Le Premier ministre Jean Castex s'est déplacé sur les lieux de l'attaque commise à l'arme blanche, vendredi 25 septembre, où il a prononcé quelques mots face à la presse. Il a notamment estimé que ces faits survenaient "dans un lieu symbolique, au moment même où se déroule le procès des auteurs des actes indignes" contre Charlie Hebdo. Le chef du gouvernement a également témoigné sa "solidarité envers les familles des victimes et tous les collègues de travail" des deux personnes blessées. "Leurs jours ne sont pas en danger, Dieu merci", a-t-il conclu.

C'est l'occasion pour le gouvernement de la République de rappeler son attachement indéfectible à la liberté de la presse, sa volonté résolue, par tous les moyens, de lutter contre le terrorisme et d'affirmer à la Nation notre pleine mobilisation.

Jean Castex, Premier ministre

face à la presse

Au moins deux personnes ont été gravement blessées, sans que leur pronostic vital soit engagé, a appris France Télévisions de source policière. Par la suite, deux suspects ont été interpellés après l'attaque – le premier vers Bastille et le second vers la station de métro Richard-Lenoir. Le Parquet national antiterroriste a été saisi et a ouvert une enquête de flagrance pour "tentative d'assassinat en relation avec une entreprise terroriste" et "association de malfaiteurs terroriste criminelle".

>> Ce que l'on sait de l'attaque à l'arme blanche commise devant les anciens locaux de Charlie Hebdo

"Le parquet antiterroriste s'est saisi des faits pour trois raisons", a détaillé Jean-François Ricard, procureur de la République antiterroriste. La "localisation" de ces faits, tout d'abord – "précisément devant l'immeuble où était auparavant installée la rédaction de Charlie [Hebdo]" –, le "moment de réalisation" de ces faits – "au moment du procès des auteurs des attentats de janvier 2015", et la "matérialisation" des faits – "la volonté manifeste de l'auteur d'attenter à la vie de deux personnes dont il ignorait tout", pendant leur pause cigarette.

"L'auteur principal a été arrêté et est actuellement en garde à vue", a poursuivi Jean-François Ricard. "Un deuxième individu est également placé en garde à vue, afin de procéder à un certain nombre de vérifications s'agissant de ses relations" avec le premier homme. L'enquête a été confiée à la Direction régionale de la police judiciaire (DRPJ) de la ville de Paris et à la Direction générale de la sécurité intérieure (DGSI).

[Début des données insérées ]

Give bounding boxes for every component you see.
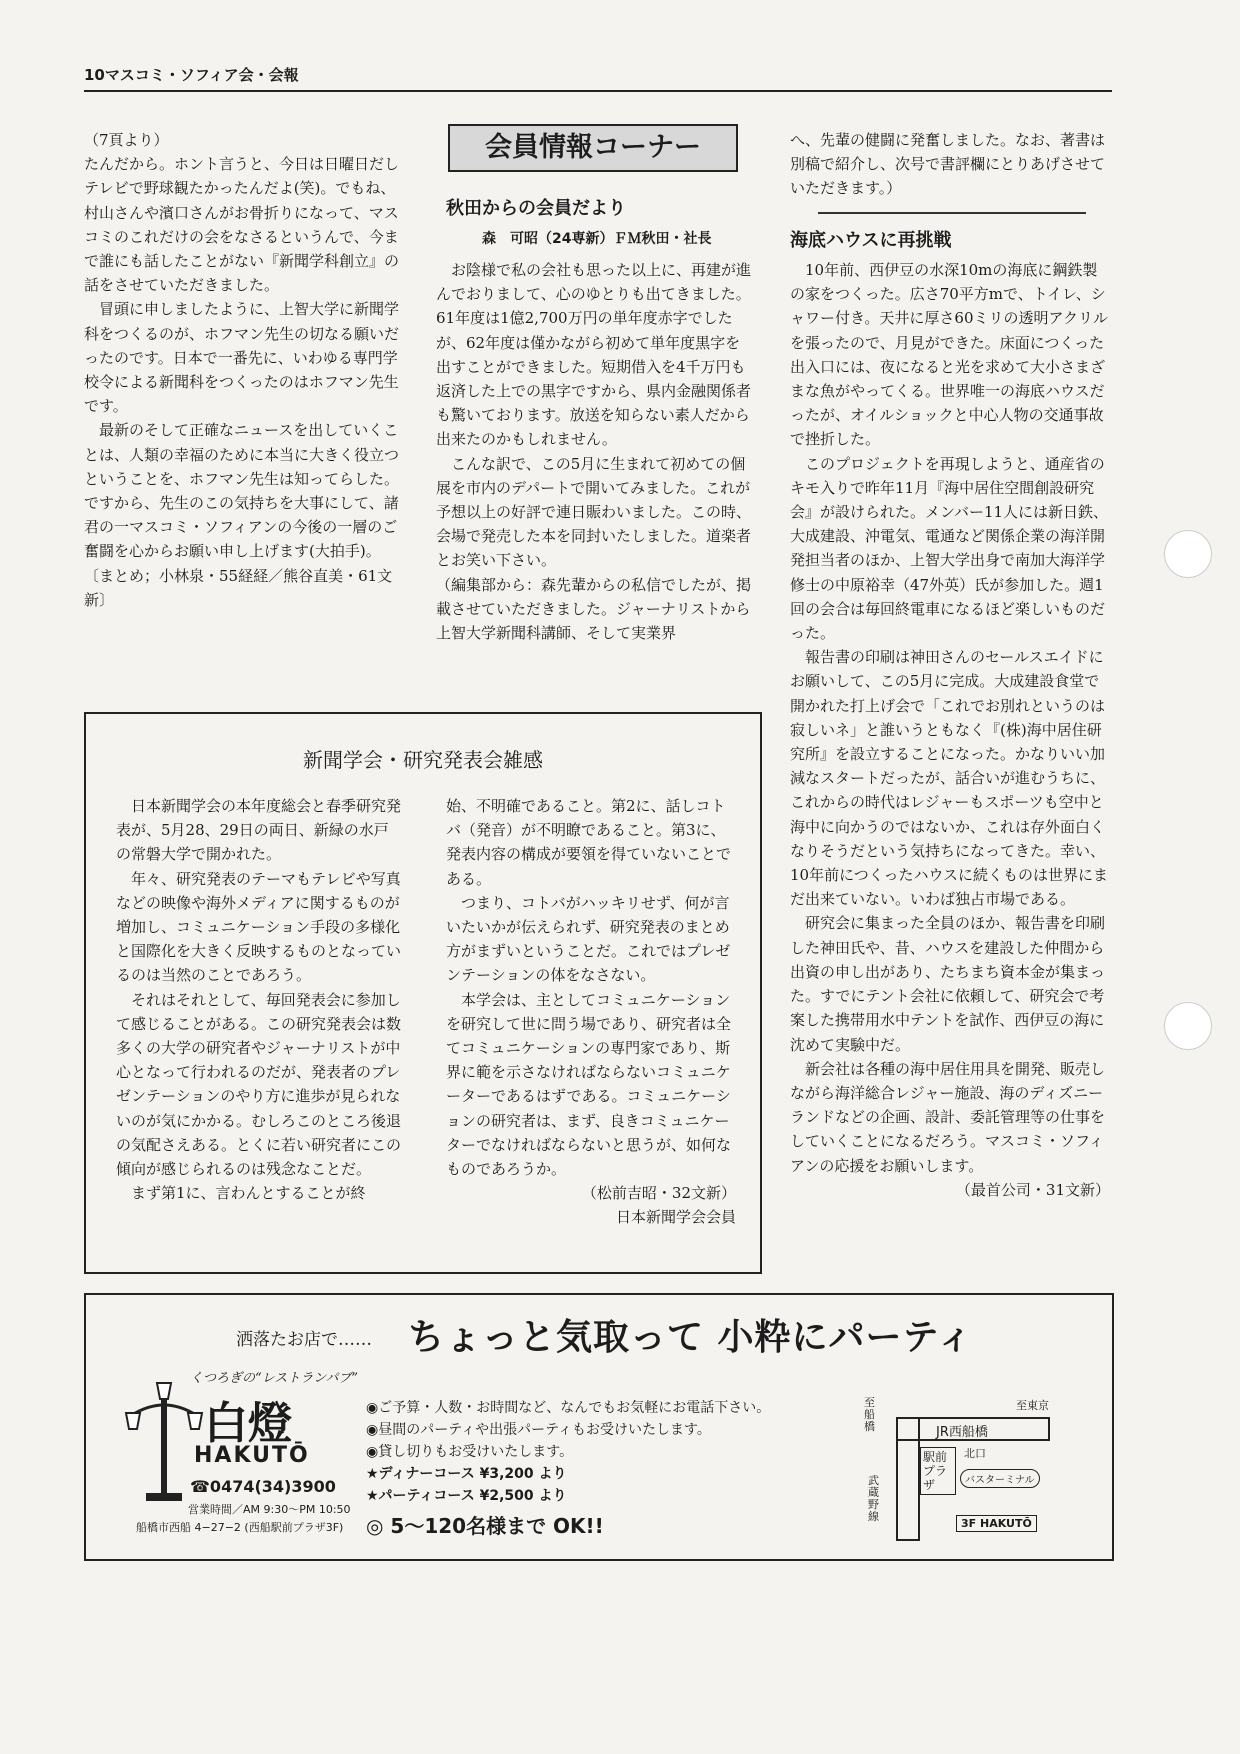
musashino-line <box>896 1417 920 1541</box>
restaurant-address: 船橋市西船 4−27−2 (西船駅前プラザ3F) <box>136 1521 344 1534</box>
boxed-left-column <box>116 794 402 1205</box>
restaurant-hours: 営業時間／AM 9:30〜PM 10:50 <box>188 1503 351 1516</box>
editor-note-continued: へ、先輩の健闘に発奮しました。なお、著書は別稿で紹介し、次号で書評欄にとりあげさせていただきます。） <box>790 131 1106 198</box>
boxed-right-column <box>446 794 736 1230</box>
left-column <box>84 128 400 612</box>
body-paragraph: 新会社は各種の海中居住用具を開発、販売しながら海洋総合レジャー施設、海のディズニーランドなどの企画、設計、委託管理等の仕事をしていくことになるだろう。マスコミ・ソフィアンの応援をお願いします。 <box>790 1059 1106 1175</box>
editor-note: （編集部から：森先輩からの私信でしたが、掲載させていただきました。ジャーナリストから上智大学新聞科講師、そして実業界 <box>436 575 752 643</box>
signature: （松前吉昭・32文新） <box>581 1184 736 1203</box>
body-paragraph: 報告書の印刷は神田さんのセールスエイドにお願いして、この5月に完成。大成建設食堂で開かれた打上げ会で「これでお別れというのは寂しいネ」と誰いうともなく『(株)海中居住研究所』を設立することになった。かなりいい加減なスタートだったが、話合いが進むうちに、これからの時代はレジャーもスポーツも空中と海中に向かうのではないか、これは存外面白くなりそうだという気持ちになってきた。幸い、10年前につくったハウスに続くものは世界にまだ出来ていない。いわば独占市場である。 <box>790 648 1109 909</box>
body-paragraph: まず第1に、言わんとすることが終 <box>131 1184 366 1203</box>
article-author: 森 可昭（24専新）ＦＭ秋田・社長 <box>482 231 712 247</box>
body-paragraph: このプロジェクトを再現しようと、通産省のキモ入りで昨年11月『海中居住空間創設研究会』が設けられた。メンバー11人には新日鉄、大成建設、沖電気、電通など関係企業の海洋開発担当者のほか、上智大学出身で南加大海洋学修士の中原裕幸（47外英）氏が参加した。週1回の会合は毎回終電車になるほど楽しいものだった。 <box>790 454 1109 643</box>
body-paragraph: つまり、コトバがハッキリせず、何が言いたいかが伝えられず、研究発表のまとめ方がまずいということだ。これではプレゼンテーションの体をなさない。 <box>446 893 731 985</box>
body-paragraph: 10年前、西伊豆の水深10mの海底に鋼鉄製の家をつくった。広さ70平方mで、トイレ、シャワー付き。天井に厚さ60ミリの透明アクリルを張ったので、月見ができた。床面につくった出入口には、夜になると光を求めて大小さまざまな魚がやってくる。世界唯一の海底ハウスだったが、オイルショックと中心人物の交通事故で挫折した。 <box>790 261 1109 449</box>
boxed-article-title: 新聞学会・研究発表会雑感 <box>303 748 543 772</box>
body-paragraph: たんだから。ホント言うと、今日は日曜日だしテレビで野球観たかったんだよ(笑)。でもね、村山さんや濱口さんがお骨折りになって、マスコミのこれだけの会をなさるというんで、今まで誰にも話したことがない『新聞学科創立』の話をさせていただきました。 <box>84 155 400 295</box>
body-paragraph: 日本新聞学会の本年度総会と春季研究発表が、5月28、29日の両日、新緑の水戸の常磐大学で開かれた。 <box>116 797 402 864</box>
body-paragraph: 冒頭に申しましたように、上智大学に新聞学科をつくるのが、ホフマン先生の切なる願いだったのです。日本で一番先に、いわゆる専門学校令による新聞科をつくったのはホフマン先生です。 <box>84 300 400 416</box>
affiliation: 日本新聞学会会員 <box>615 1208 736 1227</box>
middle-column <box>436 258 752 645</box>
map-label-store: 3F HAKUTŌ <box>956 1515 1037 1532</box>
ad-bullet: ◉昼間のパーティや出張パーティもお受けいたします。 <box>366 1422 711 1438</box>
restaurant-tagline: くつろぎの“レストランパブ” <box>190 1371 358 1386</box>
section-heading: 海底ハウスに再挑戦 <box>790 230 952 251</box>
map-label-bus-terminal: バスターミナル <box>960 1469 1040 1488</box>
corner-title: 会員情報コーナー <box>448 124 738 172</box>
ad-course: ★パーティコース ¥2,500 より <box>366 1488 567 1504</box>
map-label-tokyo: 至東京 <box>1016 1399 1049 1412</box>
ad-capacity: ◎ 5〜120名様まで OK!! <box>366 1514 604 1538</box>
body-paragraph: こんな訳で、この5月に生まれて初めての個展を市内のデパートで開いてみました。これが予想以上の好評で連日賑わいました。この時、会場で発売した本を同封いたしました。道楽者とお笑い下さい。 <box>436 454 752 570</box>
article-subtitle: 秋田からの会員だより <box>446 198 626 219</box>
ad-lead: 洒落たお店で…… <box>236 1330 372 1350</box>
right-column-intro <box>790 128 1110 201</box>
binder-hole <box>1164 1002 1212 1050</box>
credit-note: 〔まとめ；小林泉・55経経／熊谷直美・61文新〕 <box>84 566 393 609</box>
body-paragraph: 本学会は、主としてコミュニケーションを研究して世に問う場であり、研究者は全てコミュニケーションの専門家であり、斯界に範を示さなければならないコミュニケーターであるはずである。コミュニケーションの研究者は、まず、良きコミュニケーターでなければならないと思うが、如何なものであろうか。 <box>446 990 732 1179</box>
restaurant-name-jp: 白燈 <box>204 1398 292 1449</box>
boxed-article <box>84 712 762 1274</box>
map-label-musashino: 武蔵野線 <box>868 1474 879 1523</box>
map-label-north-exit: 北口 <box>964 1447 986 1460</box>
map-label-funabashi: 至船橋 <box>864 1396 875 1433</box>
restaurant-name-en: HAKUTŌ <box>194 1443 310 1468</box>
restaurant-ad <box>84 1293 1114 1561</box>
body-paragraph: 始、不明確であること。第2に、話しコトバ（発音）が不明瞭であること。第3に、発表内容の構成が要領を得ていないことである。 <box>446 797 732 888</box>
location-map <box>866 1397 1066 1543</box>
page-header <box>84 60 1112 92</box>
right-column <box>790 258 1110 1202</box>
body-paragraph: お陰様で私の会社も思った以上に、再建が進んでおりまして、心のゆとりも出てきました。61年度は1億2,700万円の単年度赤字でしたが、62年度は僅かながら初めて単年度黒字を出すことができました。短期借入を4千万円も返済した上での黒字ですから、県内金融関係者も驚いております。放送を知らない素人だから出来たのかもしれません。 <box>436 261 752 449</box>
body-paragraph: 研究会に集まった全員のほか、報告書を印刷した神田氏や、昔、ハウスを建設した仲間から出資の申し出があり、たちまち資本金が集まった。すでにテント会社に依頼して、研究会で考案した携帯用水中テントを試作、西伊豆の海に沈めて実験中だ。 <box>790 914 1106 1054</box>
restaurant-phone: ☎0474(34)3900 <box>190 1477 336 1496</box>
signature: （最首公司・31文新） <box>955 1180 1110 1199</box>
body-paragraph: それはそれとして、毎回発表会に参加して感じることがある。この研究発表会は数多くの大学の研究者やジャーナリストが中心となって行われるのだが、発表者のプレゼンテーションのやり方に進歩が見られないのが気にかかる。むしろこのところ後退の気配さえある。とくに若い研究者にこの傾向が感じられるのは残念なことだ。 <box>116 990 402 1179</box>
continued-from-note: （7頁より） <box>84 131 169 149</box>
ad-course: ★ディナーコース ¥3,200 より <box>366 1466 567 1482</box>
map-label-plaza: 駅前プラザ <box>920 1447 956 1495</box>
ad-headline: ちょっと気取って 小粋にパーティ <box>408 1316 974 1358</box>
binder-hole <box>1164 530 1212 578</box>
body-paragraph: 年々、研究発表のテーマもテレビや写真などの映像や海外メディアに関するものが増加し、コミュニケーション手段の多様化と国際化を大きく反映するものとなっているのは当然のことであろう。 <box>116 869 402 985</box>
page-header-title: 10マスコミ・ソフィア会・会報 <box>84 66 299 84</box>
section-divider <box>818 212 1086 214</box>
ad-bullets <box>366 1397 770 1537</box>
ad-bullet: ◉貸し切りもお受けいたします。 <box>366 1444 574 1460</box>
body-paragraph: 最新のそして正確なニュースを出していくことは、人類の幸福のために本当に大きく役立つということを、ホフマン先生は知ってらした。ですから、先生のこの気持ちを大事にして、諸君の一マスコミ・ソフィアンの今後の一層のご奮闘を心からお願い申し上げます(大拍手)。 <box>84 421 400 561</box>
map-label-station: JR西船橋 <box>936 1425 988 1440</box>
ad-bullet: ◉ご予算・人数・お時間など、なんでもお気軽にお電話下さい。 <box>366 1400 771 1416</box>
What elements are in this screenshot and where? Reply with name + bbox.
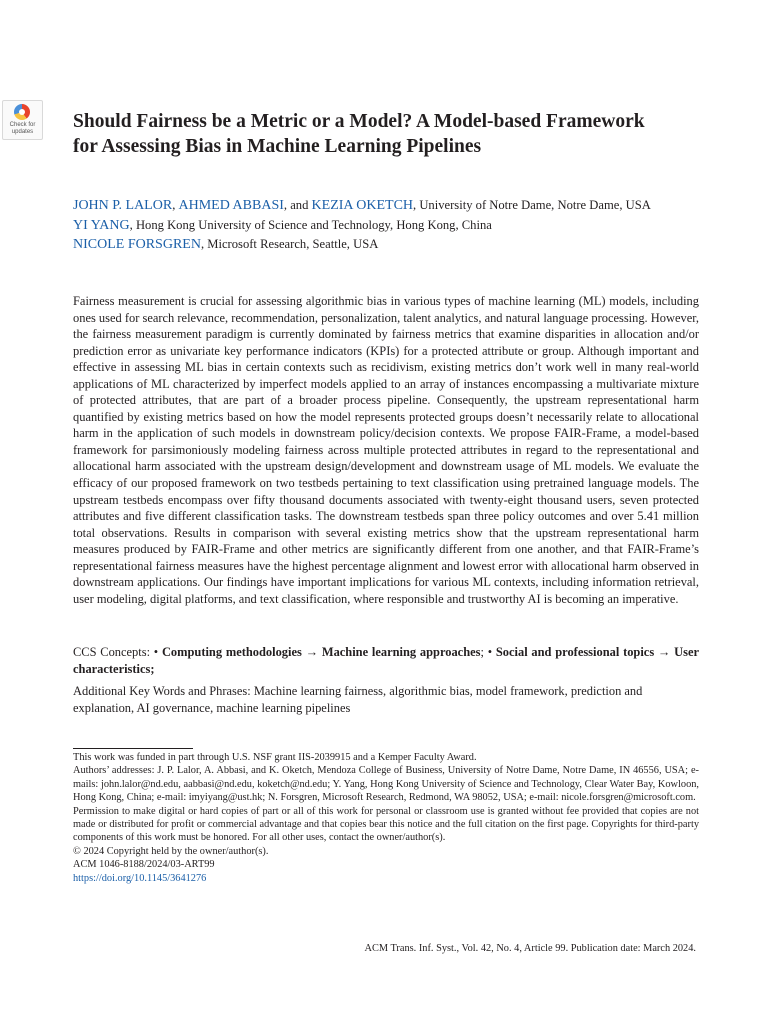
issn-line: ACM 1046-8188/2024/03-ART99 — [73, 859, 215, 871]
keywords: Additional Key Words and Phrases: Machine learning fairness, algorithmic bias, model framework, prediction and explanation, AI governance, machine learning pipelines — [73, 684, 643, 715]
doi-link[interactable]: https://doi.org/10.1145/3641276 — [73, 872, 207, 884]
author-affiliation: Microsoft Research, Seattle, USA — [207, 237, 379, 251]
author-name[interactable]: YI YANG — [73, 217, 130, 233]
author-line: YI YANG, Hong Kong University of Science and Technology, Hong Kong, China — [73, 217, 492, 233]
author-line: JOHN P. LALOR, AHMED ABBASI, and KEZIA OKETCH, University of Notre Dame, Notre Dame, USA — [73, 198, 651, 213]
author-name[interactable]: AHMED ABBASI — [178, 198, 284, 213]
author-name[interactable]: KEZIA OKETCH — [311, 198, 414, 213]
check-for-updates-badge[interactable] — [2, 100, 43, 140]
footnote-divider — [73, 748, 193, 749]
author-block — [73, 196, 699, 255]
copyright-line: © 2024 Copyright held by the owner/author(s). — [73, 845, 269, 857]
author-line: NICOLE FORSGREN, Microsoft Research, Seattle, USA — [73, 237, 379, 252]
abstract: Fairness measurement is crucial for assessing algorithmic bias in various types of machine learning (ML) models, including ones used for search relevance, recommendation, personalization, talent analytics, and natural language processing. However, the fairness measurement paradigm is currently dominated by fairness metrics that examine disparities in allocation and/or prediction error as univariate key performance indicators (KPIs) for a protected attribute or group. Although important and effective in assessing ML bias in certain contexts such as recidivism, existing metrics don’t work well in many real-world applications of ML characterized by imperfect models applied to an array of instances encompassing a multivariate mixture of protected attributes, that are part of a broader process pipeline. Consequently, the upstream representational harm quantified by existing metrics based on how the model represents protected groups doesn’t necessarily relate to allocational harm in the application of such models in downstream policy/decision contexts. We propose FAIR-Frame, a model-based framework for parsimoniously modeling fairness across multiple protected attributes in regard to the representational and allocational harm associated with the upstream design/development and downstream usage of ML models. We evaluate the efficacy of our proposed framework on two testbeds pertaining to text classification using pretrained language models. The upstream testbeds encompass over fifty thousand documents associated with twenty-eight thousand users, seven protected attributes and five different classification tasks. The downstream testbeds span three policy outcomes and over 5.41 million total observations. Results in comparison with several existing metrics show that the upstream representational harm measures produced by FAIR-Frame and other metrics are significantly different from one another, and that FAIR-Frame’s representational fairness measures have the highest percentage alignment and lowest error with allocational harm observed in downstream applications. Our findings have important implications for various ML contexts, including information retrieval, user modeling, digital platforms, and text classification, where responsible and trustworthy AI is becoming an imperative. — [73, 294, 699, 606]
funding-note: This work was funded in part through U.S. NSF grant IIS-2039915 and a Kemper Faculty Award. — [73, 752, 477, 763]
ccs-concepts: CCS Concepts: • Computing methodologies → Machine learning approaches; • Social and professional topics → User characteristics; — [73, 645, 700, 676]
permission-notice: Permission to make digital or hard copies of part or all of this work for personal or classroom use is granted without fee provided that copies are not made or distributed for profit or commercial advantage and that copies bear this notice and the full citation on the first page. Copyrights for third-party components of this work must be honored. For all other uses, contact the owner/author(s). — [73, 805, 699, 844]
journal-footer: ACM Trans. Inf. Syst., Vol. 42, No. 4, Article 99. Publication date: March 2024. — [364, 943, 696, 954]
author-affiliation: Hong Kong University of Science and Technology, Hong Kong, China — [135, 217, 492, 232]
footnotes — [73, 751, 699, 885]
badge-text: Check for updates — [9, 122, 36, 135]
author-name[interactable]: JOHN P. LALOR — [73, 198, 173, 213]
ccs-concept-2: Social and professional topics → User characteristics; — [73, 645, 700, 676]
ccs-concept-1: Computing methodologies → Machine learning approaches — [161, 645, 481, 659]
author-addresses: Authors’ addresses: J. P. Lalor, A. Abbasi, and K. Oketch, Mendoza College of Business, University of Notre Dame, Notre Dame, IN 46556, USA; e-mails: john.lalor@nd.edu, aabbasi@nd.edu, koketch@nd.edu; Y. Yang, Hong Kong University of Science and Technology, Clear Water Bay, Kowloon, Hong Kong, China; e-mail: imyiyang@ust.hk; N. Forsgren, Microsoft Research, Redmond, WA 98052, USA; e-mail: nicole.forsgren@microsoft.com. — [73, 765, 699, 804]
paper-title: Should Fairness be a Metric or a Model? A Model-based Framework for Assessing Bias in Machine Learning Pipelines — [73, 111, 645, 157]
author-affiliation: University of Notre Dame, Notre Dame, USA — [419, 198, 651, 212]
author-name[interactable]: NICOLE FORSGREN — [73, 237, 201, 252]
crossmark-icon — [14, 104, 30, 120]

Le Premier ministre Jean Castex, le ministre de l\'Intérieur Gérald Darmanin et la maire de Paris Anne Hidalgo arrivent sur les lieux d\'une attaque à l\'arme blanche, vendredi 25 septembre 2020. 
Le Premier ministre Jean Castex, le ministre de l'Intérieur Gérald Darmanin et la maire de Paris Anne Hidalgo arrivent sur les lieux d'une attaque à l'arme blanche, vendredi 25 septembre 2020.  (ALAIN JOCARD / AFP)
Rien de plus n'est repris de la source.